Luxembourg, a founder member of the EU with a long integrationist belief, is both the richest member of the club and also, thanks to its hosting of various EU institutions, the biggest net recipient per head of EU money. For it to say no to any EU treaty seems unthinkable. Yet even so it may have taken the threat of resignation by Mr Juncker, whose popularity was boosted by his run-in with Britain over the EU budget at last month's summit, to ward off a no vote.

The impact on the rest of Europe, and on the eventual fate of the constitution, will surely be small. Mr Juncker had sought to play down the French and Dutch rejections by arguing that “if we were to add up all of those who wanted 'more Europe' as a yes, then I think that we would have had a yes vote.” The president of the European Commission, José Manuel Barroso, made a similarly valiant attempt to use the Luxembourg vote to create momentum for the constitution by noting that a majority of EU members has now approved it.
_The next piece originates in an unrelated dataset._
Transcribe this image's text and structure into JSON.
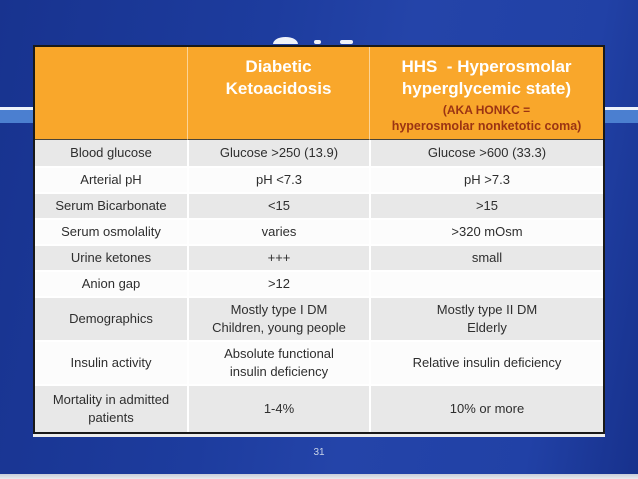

Yet only two countries have done so through referendums (Spain is the other). And other countries that had planned referendums, such as Denmark, Ireland, Poland and the Czech Republic, as well as Britain, have put them off indefinitely. Belgium and Estonia may yet ratify the constitution by a parliamentary vote, but few others will follow.

What is true is that a no vote in Luxembourg would have buried the constitution for ever. The yes may just keep alive the faintest hope that the EU might somehow reconsider the constitution in a few years' time. Yet even the Belgian prime minister, Guy Verhofstadt, has spoken of its being cryogenically frozen. It will take more than a few plucky Luxembourgeois to defrost it.

Despite the yes vote in Luxembourg the EU Constitution is still dead.